Diagnosis is usually straightforward with little need for extensive differential diagnosis. However, in the neonatal period, in utero Herpes simplex infection may need to be considered, especially if there is no family history of blistering disease or if the clinical findings are very atypical for EB. The differential diagnosis in neonates may include inherited or acquired skin disorders with a similar presentation.

Prenatal diagnosis should always be offered to families at risk of having a child with severe JEB.

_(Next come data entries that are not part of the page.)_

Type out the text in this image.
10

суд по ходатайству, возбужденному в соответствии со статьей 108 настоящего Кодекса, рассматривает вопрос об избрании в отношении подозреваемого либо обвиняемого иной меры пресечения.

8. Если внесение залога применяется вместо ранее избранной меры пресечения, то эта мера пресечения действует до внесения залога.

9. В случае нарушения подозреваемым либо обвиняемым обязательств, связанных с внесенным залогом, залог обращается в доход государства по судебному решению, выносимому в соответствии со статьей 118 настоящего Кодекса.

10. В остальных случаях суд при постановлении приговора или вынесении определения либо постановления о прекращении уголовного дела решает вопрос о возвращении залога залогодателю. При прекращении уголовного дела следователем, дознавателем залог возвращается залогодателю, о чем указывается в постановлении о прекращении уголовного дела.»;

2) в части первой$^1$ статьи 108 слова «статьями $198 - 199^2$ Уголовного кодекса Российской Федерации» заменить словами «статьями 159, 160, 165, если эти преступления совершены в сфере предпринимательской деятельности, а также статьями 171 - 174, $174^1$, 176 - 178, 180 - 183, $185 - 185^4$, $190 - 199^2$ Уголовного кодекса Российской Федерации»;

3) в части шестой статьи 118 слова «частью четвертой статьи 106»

Inheritance is autosomal recessive. Parents of a child with JEB are obligate carriers of the pathogenic variants. For each pregnancy of the parents, the risk of having an affected child is 25%.

Patients affected by most JEB forms require hospitalization in neonatal intensive care because of the severity skin lesions and extracutaneous manifestations, and should be monitored and treated for water-electrolyte balance, failure to thrive, anemia, infectious and respiratory complications, etc. Pain management is also extremely important in these patients and often requires opioids. Subsequently, patient management should involve a multidisciplinary team, to ensure coordinated care. Skin management is based on the avoidance of blistering by meticulous protective padding of the skin, avoidance of trauma in daily life, lancing and draining of new blisters, and prevention of secondary infection by careful wound care.

Patients with JEB, particularly those with severe subtypes (severe JEB, JEB-PA and JEB with interstitial lung disease and nephrotic syndrome) are at major risk of death during the first few years of life.